Lights gleaming from the lived windows of Sever and Emerson long past lecture, hours, have often puzzled Widener-bound students, but the opening of the university extension courses prosaically explains the mystery. The fact that a degree of Associate of Arts may be attained through persistent attendance of these evening classes adds interest to a program that otherwise resembles those of numerous evening schools throughout the country. Theoretically, this degree is equivalent to that of A. B.

A policy of university extension is based upon the same principles that justify the existence of the summer school. That the facilities of Harvard should be guarded jealously for the use of its official members, is not their wish. Education is no longer a secret accomplishment, to be gained by a few. Rather, it is a rampant movement which needs direction; and the influence of a summer's study upon a numerous body of teachers is not to be disparaged. Extension courses give another such opportunity to perpetuate the ideals of a group of able professors.

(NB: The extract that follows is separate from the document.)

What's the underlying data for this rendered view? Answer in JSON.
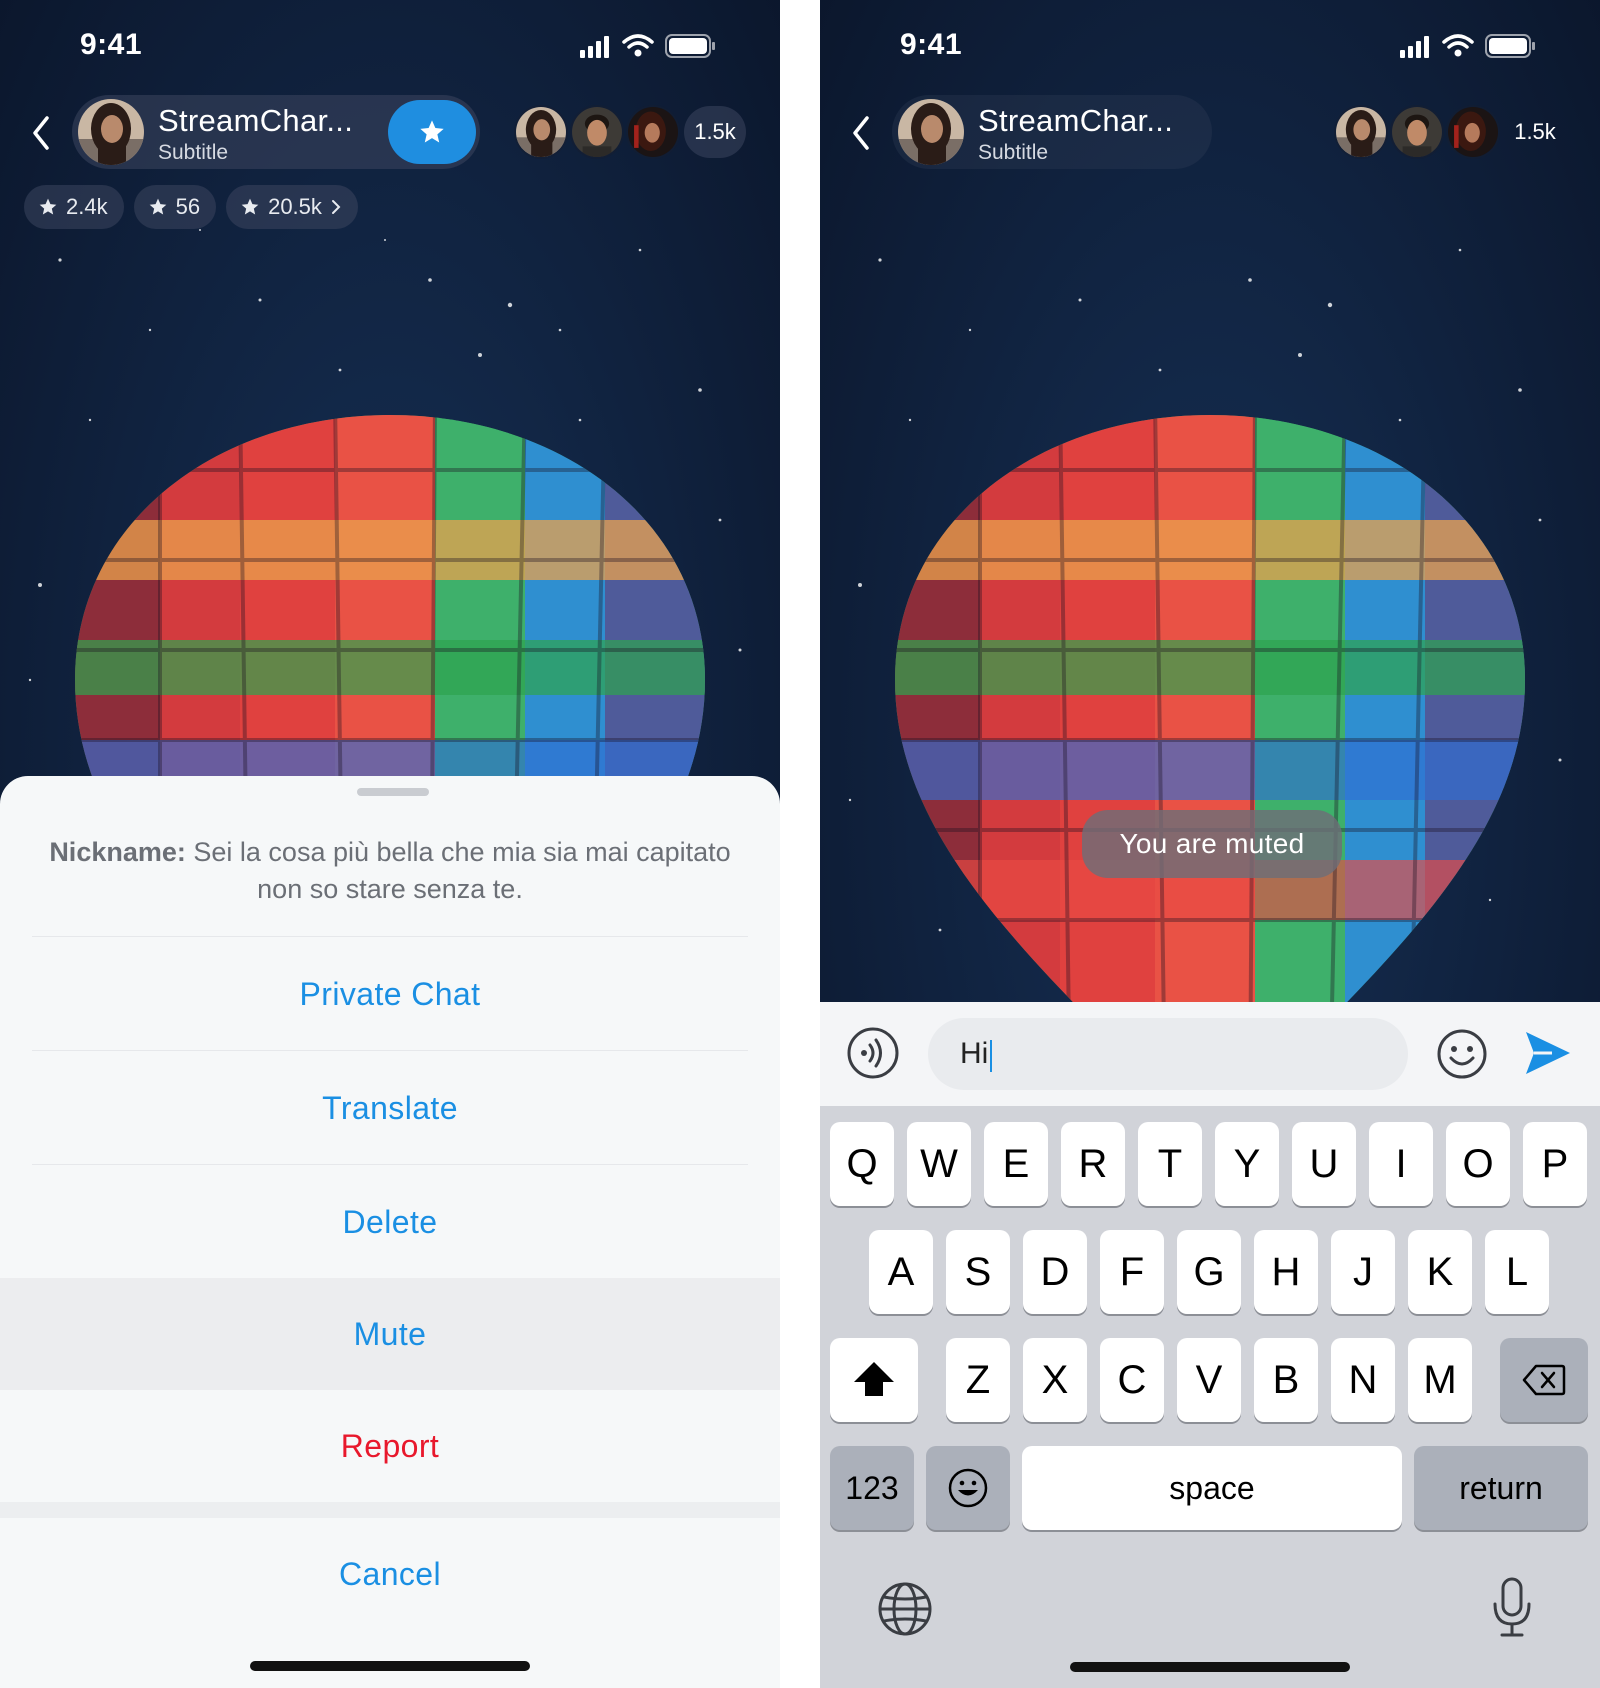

Nor is it likely that a demand for specific vocational courses in the extension system will effect the trend of undergraduate study. The university, whose college maintains the tradition of a liberal education, may extend its services by giving courses for which the community about it feels a need. Such a policy demands no change in educational ideals, but it does afford a new field for their development. If it is the function of a university to diffuse knowledge and culture, a method of direct teaching by the extension system may reach the older generation more effectively than does the publication of a scholarly historical research. The degree of A. A. is not to be ridiculed.